For one who ignores every word, you have a great deal of confidence in what they do or do not mean.
Upturn a shell there, wash up a sponge here, arrange them evenly and move on.
You don't even know who I am.
It's a shame to cover up such a delicate trail of crab-prints. I wipe them clean and tumble a cowrie over the place where they had lain, leaving a new etching over the old.
You haven't even considered it.
I know exactly what you are, snarls my inner voice before I can hold it, and through my regret, I hope Yivvin can taste the hatred.
Oh?
You, I open, and there is no halting me now. Are a soulless symptom of the cancer that has tormented me day and night for four years counting. A wart on my mind, whining, snivelling, that mocks me for no other reason than that I am everything it will never be. A spiteful parasite that hinders my concentration to fulfill its lust for grief at my expense and that of my realm. You, Yivvin, are a bitch.
Eloquent. Guess again.
"If you are anything more than what I say then prove yourself and fight me! Or otherwise shut up!"
Oh I'm tempted. You have no idea.
"Then-"
Something breaks, and Yivvin's voice is so loud that I can hear it even above my howls.

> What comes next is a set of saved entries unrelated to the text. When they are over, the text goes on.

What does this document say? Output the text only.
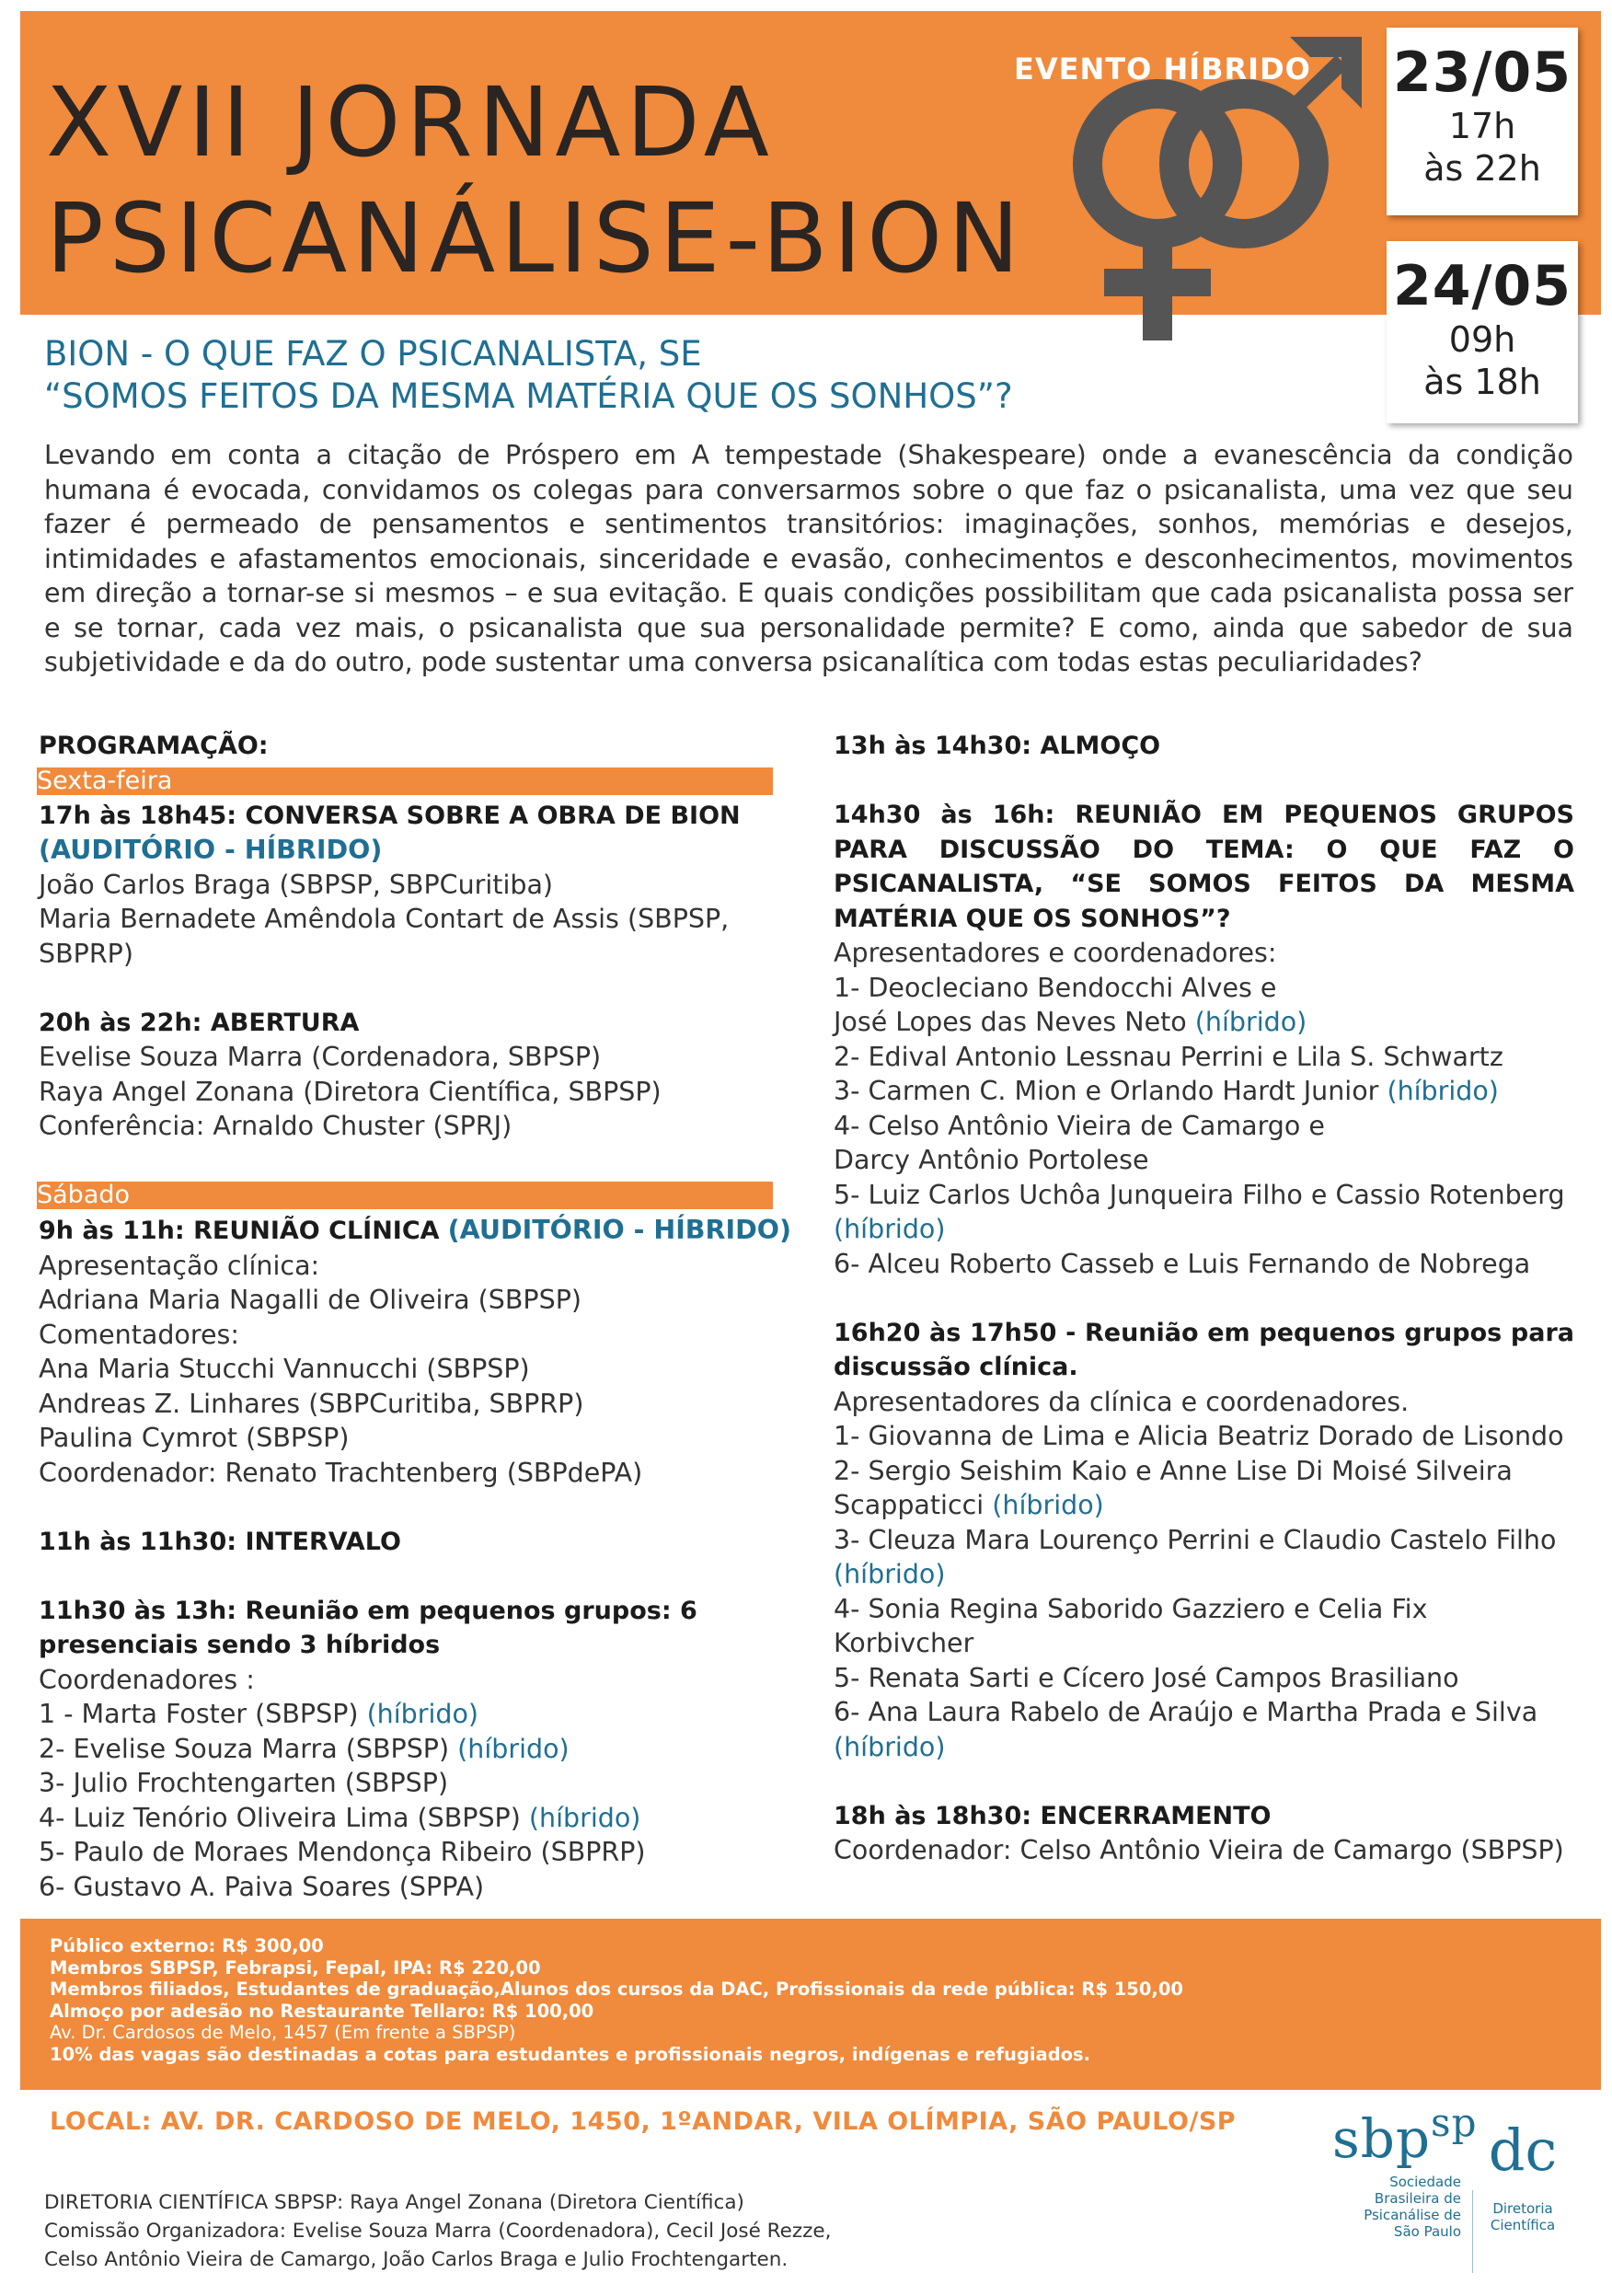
XVII JORNADA
PSICANÁLISE-BION
EVENTO HÍBRIDO 23/05
17h
às 22h
24/05
09h
às 18h
BION - O QUE FAZ O PSICANALISTA, SE
“SOMOS FEITOS DA MESMA MATÉRIA QUE OS SONHOS”?

Levando em conta a citação de Próspero em A tempestade (Shakespeare) onde a evanescência da condição humana é evocada, convidamos os colegas para conversarmos sobre o que faz o psicanalista, uma vez que seu fazer é permeado de pensamentos e sentimentos transitórios: imaginações, sonhos, memórias e desejos, intimidades e afastamentos emocionais, sinceridade e evasão, conhecimentos e desconhecimentos, movimentos em direção a tornar-se si mesmos – e sua evitação. E quais condições possibilitam que cada psicanalista possa ser e se tornar, cada vez mais, o psicanalista que sua personalidade permite? E como, ainda que sabedor de sua subjetividade e da do outro, pode sustentar uma conversa psicanalítica com todas estas peculiaridades?

PROGRAMAÇÃO:
Sexta-feira
17h às 18h45: CONVERSA SOBRE A OBRA DE BION
(AUDITÓRIO - HÍBRIDO)
João Carlos Braga (SBPSP, SBPCuritiba)
Maria Bernadete Amêndola Contart de Assis (SBPSP, SBPRP)
20h às 22h: ABERTURA
Evelise Souza Marra (Cordenadora, SBPSP)
Raya Angel Zonana (Diretora Científica, SBPSP)
Conferência: Arnaldo Chuster (SPRJ)
Sábado
9h às 11h: REUNIÃO CLÍNICA (AUDITÓRIO - HÍBRIDO)
Apresentação clínica:
Adriana Maria Nagalli de Oliveira (SBPSP)
Comentadores:
Ana Maria Stucchi Vannucchi (SBPSP)
Andreas Z. Linhares (SBPCuritiba, SBPRP)
Paulina Cymrot (SBPSP)
Coordenador: Renato Trachtenberg (SBPdePA)
11h às 11h30: INTERVALO
11h30 às 13h: Reunião em pequenos grupos: 6 presenciais sendo 3 híbridos
Coordenadores :
1 - Marta Foster (SBPSP) (híbrido)
2- Evelise Souza Marra (SBPSP) (híbrido)
3- Julio Frochtengarten (SBPSP)
4- Luiz Tenório Oliveira Lima (SBPSP) (híbrido)
5- Paulo de Moraes Mendonça Ribeiro (SBPRP)
6- Gustavo A. Paiva Soares (SPPA)
13h às 14h30: ALMOÇO
14h30 às 16h: REUNIÃO EM PEQUENOS GRUPOS PARA DISCUSSÃO DO TEMA: O QUE FAZ O PSICANALISTA, “SE SOMOS FEITOS DA MESMA MATÉRIA QUE OS SONHOS”?
Apresentadores e coordenadores:
1- Deocleciano Bendocchi Alves e
José Lopes das Neves Neto (híbrido)
2- Edival Antonio Lessnau Perrini e Lila S. Schwartz
3- Carmen C. Mion e Orlando Hardt Junior (híbrido)
4- Celso Antônio Vieira de Camargo e
Darcy Antônio Portolese
5- Luiz Carlos Uchôa Junqueira Filho e Cassio Rotenberg
(híbrido)
6- Alceu Roberto Casseb e Luis Fernando de Nobrega
16h20 às 17h50 - Reunião em pequenos grupos para discussão clínica.
Apresentadores da clínica e coordenadores.
1- Giovanna de Lima e Alicia Beatriz Dorado de Lisondo
2- Sergio Seishim Kaio e Anne Lise Di Moisé Silveira Scappaticci (híbrido)
3- Cleuza Mara Lourenço Perrini e Claudio Castelo Filho
(híbrido)
4- Sonia Regina Saborido Gazziero e Celia Fix Korbivcher
5- Renata Sarti e Cícero José Campos Brasiliano
6- Ana Laura Rabelo de Araújo e Martha Prada e Silva
(híbrido)
18h às 18h30: ENCERRAMENTO
Coordenador: Celso Antônio Vieira de Camargo (SBPSP)
Público externo: R$ 300,00
Membros SBPSP, Febrapsi, Fepal, IPA: R$ 220,00
Membros filiados, Estudantes de graduação,Alunos dos cursos da DAC, Profissionais da rede pública: R$ 150,00
Almoço por adesão no Restaurante Tellaro: R$ 100,00
Av. Dr. Cardosos de Melo, 1457 (Em frente a SBPSP)
10% das vagas são destinadas a cotas para estudantes e profissionais negros, indígenas e refugiados.
LOCAL: AV. DR. CARDOSO DE MELO, 1450, 1ºANDAR, VILA OLÍMPIA, SÃO PAULO/SP
DIRETORIA CIENTÍFICA SBPSP: Raya Angel Zonana (Diretora Científica)
Comissão Organizadora: Evelise Souza Marra (Coordenadora), Cecil José Rezze,
Celso Antônio Vieira de Camargo, João Carlos Braga e Julio Frochtengarten.
sbp$^{sp}$
Sociedade
Brasileira de
Psicanálise de
São Paulo
dc
Diretoria
Científica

DO YOU WANT TO BE FREE OF YOUR PAIN OR NOT?
"NO-"
THEN SHRIVEL UP AND ROT ENJOYING THE SILENCE I WILL LEAVE YOU IN! WATCH ME! THIS PATH IS OLD AND I HAVE TREAD IT A THOUSAND TIMES AND WILL DO SO A THOUSAND MORE WITHOUT YOUR COOPERATION!
I am cut off crudely before I can begin speaking again.
Do you want me to leave, Flux? Just say the word. Ask. Ask and you'll have the high privilege of suffering alone, for then there will be nothing you can do to weather the illness. Some choose this path and I let them and they run mad beyond measure. If you want to fight, then fight the disease. See how long you can take it without me. Try. I dare you. Say it. Say 'go'.
I can not remember when I lost the energy to roar. It is very quiet now.
Yivvin is waiting for an answer. He is... Tired. Or lying. Lying about everything. Maybe his departure would cure me. Maybe he won't even leave if I bid him. Or cannot. If I take him up on his offer, would I at least guarantee myself freedom from one of the two symptoms that are causing me to degenerate from what I am? Would it be worth it to sell mind for body? Or will I look back at myself from the grave, and curse myself for a fool?
I am no fool, and I do not want to die. So I mouth what I am too exhausted to speak.
If you can heal my body and restore it to perfection, Yivvin, then do so, or else let me... Take my own way.
There is a deep sigh. Far away, I am sure, a creature must be running its wiry hands through its hair. Stand up, Flux.
Comply.
Walk. Just a few steps. Over there.
Comply again.
Take the waves in your hands and on your back and through your sons, and, on my mark, pull them. You will need to stretch and twist, and quickly, but do so. Do exactly as I say, when I say it. Are you ready?
Having to tense just to avoid falling apart drop by drop, I take the waters upon me willingly. "Do not try my patience, Yivvin."